Um ponto de partida importante para esta ideia foi o trabalho de Cleve Backster na década de 1960. Ele ligou plantas a aparelhos de medição e observou reações que iam além de processos puramente mecânicos. Para muitos, isso foi uma pequena sensação na época. De repente, surgiu a questão de saber se as plantas poderiam ser muito mais sensíveis do que se pensava há muito tempo. As suas interpretações não eram cientificamente incontestáveis, mas tiveram um forte impacto.
Abriram um espaço de questionamento: o que é que as plantas percebem? Como é que respondem? E como é que podemos aprender a ouvir com mais atenção?
Foi deste ambiente que surgiu também a ideia da música das plantas. Nesta, são medidas subtis alterações na resistência elétrica da folha de uma planta e, em seguida, traduzidas em sons, melodias ou padrões sonoros. Assim, torna-se audível algo que, de outra forma, permaneceria oculto. A música é, portanto, uma espécie de ponte: entre a planta, a tecnologia e a perceção humana.

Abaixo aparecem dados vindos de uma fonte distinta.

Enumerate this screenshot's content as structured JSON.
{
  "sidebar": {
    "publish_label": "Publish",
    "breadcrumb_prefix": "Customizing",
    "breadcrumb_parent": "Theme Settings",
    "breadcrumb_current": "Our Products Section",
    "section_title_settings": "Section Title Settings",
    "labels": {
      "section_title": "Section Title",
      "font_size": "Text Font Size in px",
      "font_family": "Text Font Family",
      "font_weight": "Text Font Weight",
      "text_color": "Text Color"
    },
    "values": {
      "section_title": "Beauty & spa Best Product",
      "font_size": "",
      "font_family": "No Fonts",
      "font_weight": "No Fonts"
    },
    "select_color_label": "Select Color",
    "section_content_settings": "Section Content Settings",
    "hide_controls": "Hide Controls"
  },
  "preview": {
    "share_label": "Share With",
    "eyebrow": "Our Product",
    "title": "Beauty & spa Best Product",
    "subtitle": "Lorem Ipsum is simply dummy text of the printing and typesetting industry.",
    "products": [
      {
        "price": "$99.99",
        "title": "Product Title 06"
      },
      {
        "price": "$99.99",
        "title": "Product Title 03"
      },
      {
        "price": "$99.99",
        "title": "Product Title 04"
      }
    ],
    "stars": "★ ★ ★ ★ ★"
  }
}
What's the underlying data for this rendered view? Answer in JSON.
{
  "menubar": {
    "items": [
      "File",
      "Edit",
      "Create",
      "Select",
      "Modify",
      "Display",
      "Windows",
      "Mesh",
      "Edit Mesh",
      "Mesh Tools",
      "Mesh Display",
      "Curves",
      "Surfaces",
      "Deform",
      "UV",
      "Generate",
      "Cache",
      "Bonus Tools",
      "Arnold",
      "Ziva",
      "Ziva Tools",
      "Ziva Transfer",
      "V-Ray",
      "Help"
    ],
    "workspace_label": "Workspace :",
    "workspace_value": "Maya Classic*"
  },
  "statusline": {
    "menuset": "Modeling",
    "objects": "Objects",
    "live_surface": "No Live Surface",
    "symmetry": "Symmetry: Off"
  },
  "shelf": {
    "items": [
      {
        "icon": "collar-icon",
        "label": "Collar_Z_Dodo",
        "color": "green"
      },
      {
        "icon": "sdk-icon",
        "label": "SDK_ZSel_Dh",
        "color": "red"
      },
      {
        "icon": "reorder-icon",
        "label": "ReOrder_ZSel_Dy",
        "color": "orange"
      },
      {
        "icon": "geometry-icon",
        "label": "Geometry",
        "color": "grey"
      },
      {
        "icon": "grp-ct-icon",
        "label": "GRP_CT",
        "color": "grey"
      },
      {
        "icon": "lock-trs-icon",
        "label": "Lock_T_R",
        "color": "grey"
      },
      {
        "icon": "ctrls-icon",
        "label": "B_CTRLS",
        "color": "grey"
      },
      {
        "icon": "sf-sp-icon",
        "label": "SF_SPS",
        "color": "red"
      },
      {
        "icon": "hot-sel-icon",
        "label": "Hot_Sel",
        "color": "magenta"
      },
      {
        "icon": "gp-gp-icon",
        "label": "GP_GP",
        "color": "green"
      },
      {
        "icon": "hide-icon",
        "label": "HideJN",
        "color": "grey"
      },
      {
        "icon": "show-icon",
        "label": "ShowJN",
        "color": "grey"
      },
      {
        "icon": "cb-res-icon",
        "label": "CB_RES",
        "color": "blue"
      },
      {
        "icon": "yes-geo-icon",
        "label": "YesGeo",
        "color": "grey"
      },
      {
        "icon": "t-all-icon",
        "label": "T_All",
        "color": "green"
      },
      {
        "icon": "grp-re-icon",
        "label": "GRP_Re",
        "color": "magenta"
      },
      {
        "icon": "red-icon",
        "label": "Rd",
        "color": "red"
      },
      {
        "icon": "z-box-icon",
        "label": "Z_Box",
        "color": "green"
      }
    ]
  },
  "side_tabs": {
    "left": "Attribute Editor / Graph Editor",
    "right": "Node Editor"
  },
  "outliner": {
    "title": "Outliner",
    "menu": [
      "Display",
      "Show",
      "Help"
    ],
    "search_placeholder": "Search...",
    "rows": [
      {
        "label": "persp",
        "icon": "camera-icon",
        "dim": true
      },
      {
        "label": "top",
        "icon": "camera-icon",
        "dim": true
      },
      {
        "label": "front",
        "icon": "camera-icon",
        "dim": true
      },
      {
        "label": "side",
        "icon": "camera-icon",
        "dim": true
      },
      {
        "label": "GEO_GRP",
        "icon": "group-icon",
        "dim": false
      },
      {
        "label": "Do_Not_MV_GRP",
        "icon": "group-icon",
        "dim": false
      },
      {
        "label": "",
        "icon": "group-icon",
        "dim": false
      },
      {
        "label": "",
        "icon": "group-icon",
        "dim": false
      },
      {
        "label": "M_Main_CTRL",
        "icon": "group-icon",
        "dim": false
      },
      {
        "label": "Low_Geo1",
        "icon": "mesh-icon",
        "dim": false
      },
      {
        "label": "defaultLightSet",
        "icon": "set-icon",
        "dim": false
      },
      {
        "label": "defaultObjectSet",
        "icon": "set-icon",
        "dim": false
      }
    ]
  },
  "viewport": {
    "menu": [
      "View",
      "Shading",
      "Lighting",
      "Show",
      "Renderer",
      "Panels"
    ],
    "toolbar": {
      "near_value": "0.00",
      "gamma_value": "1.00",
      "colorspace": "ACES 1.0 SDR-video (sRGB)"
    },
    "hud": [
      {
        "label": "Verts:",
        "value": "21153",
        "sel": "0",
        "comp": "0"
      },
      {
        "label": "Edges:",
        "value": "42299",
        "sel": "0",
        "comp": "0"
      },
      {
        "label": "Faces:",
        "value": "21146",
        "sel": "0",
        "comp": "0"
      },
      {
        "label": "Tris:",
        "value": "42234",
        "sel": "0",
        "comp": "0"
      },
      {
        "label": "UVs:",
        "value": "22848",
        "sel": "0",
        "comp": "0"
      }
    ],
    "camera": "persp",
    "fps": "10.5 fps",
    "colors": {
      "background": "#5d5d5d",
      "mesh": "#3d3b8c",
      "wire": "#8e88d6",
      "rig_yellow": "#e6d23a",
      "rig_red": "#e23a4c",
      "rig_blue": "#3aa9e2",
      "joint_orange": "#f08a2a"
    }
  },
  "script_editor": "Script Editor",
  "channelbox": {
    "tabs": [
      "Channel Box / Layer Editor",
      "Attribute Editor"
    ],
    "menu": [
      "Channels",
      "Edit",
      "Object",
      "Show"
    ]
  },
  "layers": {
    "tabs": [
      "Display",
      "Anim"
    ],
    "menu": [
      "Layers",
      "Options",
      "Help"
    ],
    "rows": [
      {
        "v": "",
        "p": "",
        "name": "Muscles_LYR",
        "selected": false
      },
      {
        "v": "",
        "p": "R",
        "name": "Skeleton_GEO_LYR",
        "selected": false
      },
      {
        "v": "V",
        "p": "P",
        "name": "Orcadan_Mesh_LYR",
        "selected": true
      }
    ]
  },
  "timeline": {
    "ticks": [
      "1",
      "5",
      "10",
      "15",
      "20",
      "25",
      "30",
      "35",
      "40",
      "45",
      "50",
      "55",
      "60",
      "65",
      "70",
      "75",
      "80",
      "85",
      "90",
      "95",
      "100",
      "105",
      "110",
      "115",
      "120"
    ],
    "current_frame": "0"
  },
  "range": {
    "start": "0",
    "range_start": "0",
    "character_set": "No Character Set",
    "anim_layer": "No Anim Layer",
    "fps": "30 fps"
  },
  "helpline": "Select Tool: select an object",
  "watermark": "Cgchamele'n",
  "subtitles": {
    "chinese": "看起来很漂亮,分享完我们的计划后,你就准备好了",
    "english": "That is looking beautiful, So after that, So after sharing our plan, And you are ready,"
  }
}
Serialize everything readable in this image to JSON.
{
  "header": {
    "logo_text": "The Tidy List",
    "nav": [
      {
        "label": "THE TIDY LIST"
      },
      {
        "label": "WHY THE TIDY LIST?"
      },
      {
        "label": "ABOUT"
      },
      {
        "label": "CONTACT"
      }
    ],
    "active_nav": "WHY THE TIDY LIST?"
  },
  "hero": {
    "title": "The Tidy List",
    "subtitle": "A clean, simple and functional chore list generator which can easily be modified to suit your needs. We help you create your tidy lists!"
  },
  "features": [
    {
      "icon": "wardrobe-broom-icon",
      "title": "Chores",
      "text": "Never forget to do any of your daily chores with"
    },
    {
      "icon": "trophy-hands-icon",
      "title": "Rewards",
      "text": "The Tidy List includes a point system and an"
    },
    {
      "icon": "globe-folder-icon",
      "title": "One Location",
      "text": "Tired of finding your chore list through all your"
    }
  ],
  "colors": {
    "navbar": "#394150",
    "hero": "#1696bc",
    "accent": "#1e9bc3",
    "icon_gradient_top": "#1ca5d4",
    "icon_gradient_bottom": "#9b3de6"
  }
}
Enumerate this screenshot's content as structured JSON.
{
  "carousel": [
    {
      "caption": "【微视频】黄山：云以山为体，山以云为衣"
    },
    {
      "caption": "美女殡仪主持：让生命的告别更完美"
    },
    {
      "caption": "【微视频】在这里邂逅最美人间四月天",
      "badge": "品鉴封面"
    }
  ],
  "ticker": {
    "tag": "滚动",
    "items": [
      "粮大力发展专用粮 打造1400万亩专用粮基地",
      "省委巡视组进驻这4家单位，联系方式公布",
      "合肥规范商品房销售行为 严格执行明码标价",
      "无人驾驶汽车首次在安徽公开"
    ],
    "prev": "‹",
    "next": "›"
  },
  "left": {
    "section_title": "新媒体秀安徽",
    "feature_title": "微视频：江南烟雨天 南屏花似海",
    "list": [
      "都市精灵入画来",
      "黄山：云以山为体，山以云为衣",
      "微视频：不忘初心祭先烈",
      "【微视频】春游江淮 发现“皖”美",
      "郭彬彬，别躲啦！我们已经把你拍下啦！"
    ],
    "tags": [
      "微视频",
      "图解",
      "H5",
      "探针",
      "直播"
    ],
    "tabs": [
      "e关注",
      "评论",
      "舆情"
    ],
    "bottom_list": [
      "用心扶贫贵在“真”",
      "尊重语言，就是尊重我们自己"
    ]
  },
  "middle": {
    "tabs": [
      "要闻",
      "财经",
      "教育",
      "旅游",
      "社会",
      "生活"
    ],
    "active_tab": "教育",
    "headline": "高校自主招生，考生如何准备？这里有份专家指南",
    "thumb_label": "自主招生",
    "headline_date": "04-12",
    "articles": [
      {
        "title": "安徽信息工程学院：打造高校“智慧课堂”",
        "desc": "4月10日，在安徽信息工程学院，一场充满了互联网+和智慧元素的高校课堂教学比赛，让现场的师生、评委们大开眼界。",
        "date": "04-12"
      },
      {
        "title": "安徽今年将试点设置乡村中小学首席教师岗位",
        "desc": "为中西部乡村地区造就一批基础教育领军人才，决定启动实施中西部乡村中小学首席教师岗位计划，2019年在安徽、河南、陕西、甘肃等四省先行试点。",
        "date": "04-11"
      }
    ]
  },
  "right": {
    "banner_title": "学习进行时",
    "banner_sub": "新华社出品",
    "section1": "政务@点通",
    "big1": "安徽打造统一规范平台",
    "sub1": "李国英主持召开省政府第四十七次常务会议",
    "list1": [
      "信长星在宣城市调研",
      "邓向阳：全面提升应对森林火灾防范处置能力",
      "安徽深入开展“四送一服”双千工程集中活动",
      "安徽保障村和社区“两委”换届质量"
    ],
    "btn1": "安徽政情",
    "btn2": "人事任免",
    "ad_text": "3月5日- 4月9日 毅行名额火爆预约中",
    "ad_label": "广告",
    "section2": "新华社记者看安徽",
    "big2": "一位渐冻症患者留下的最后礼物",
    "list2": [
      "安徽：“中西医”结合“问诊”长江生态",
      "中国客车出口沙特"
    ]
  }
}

Este caminho tornou-se posteriormente muito conhecido também em Damanhur, onde, desde o final da década de 1970, foram desenvolvidos aparelhos que convertem sinais vegetais em música. A partir daí, a ideia espalhou-se ainda mais, e outros criadores também a adotaram. Por trás disso estava frequentemente o mesmo desejo: não apenas falar sobre as plantas, mas estabelecer uma nova forma de relação com elas.
Desenvolvemos o nosso próprio dispositivo, que é fácil de utilizar, sobretudo para crianças, e que, além disso, mostra as notas da música que a planta produz, tanto num teclado de piano como na notação musical normal.
Mesmo independentemente de Cleve Backster, há muito que se sabe que as plantas reagem a vibrações, ao toque e ao ambiente. Muitos jardineiros e pessoas ligadas à natureza conhecem isso por experiência própria. Alguns falam com as plantas, outros cantam para elas, outros observam a intensidade com que as plantas respondem a determinados locais, formas de cuidado ou atmosferas. Se tudo isto pode ser rigorosamente medido ou não, é apenas uma parte da questão. A outra parte é: o que acontece dentro de nós quando começamos a perceber as plantas não apenas como objetos, mas como seres vivos?
É precisamente no contexto da Friendship with Nature que isto adquire um significado muito belo e imediato. Ali, o foco não é, em primeiro lugar, a teoria, mas sim o encontro. Quando as pessoas ouvem juntas uma árvore, quando as crianças formam um círculo, quando o toque, a atenção e o espanto se unem, surge então um espaço especial. Nesses momentos, a música das plantas torna-se não apenas uma experiência técnica, mas uma vivência. Ela convida-nos a ficar mais silenciosos, a perceber com maior sensibilidade e, talvez, a redescobrir que a natureza não é muda.
Talvez seja precisamente aí que reside o seu verdadeiro poder. A música das plantas não pretende necessariamente «provar» algo. Pretende, acima de tudo, abrir uma porta. Uma porta para uma maior atenção plena. Para mais relação. Para um olhar diferente sobre o mundo dos seres vivos. E talvez também para a intuição simples, mas profunda, de que estamos rodeados de vida que responde à sua maneira.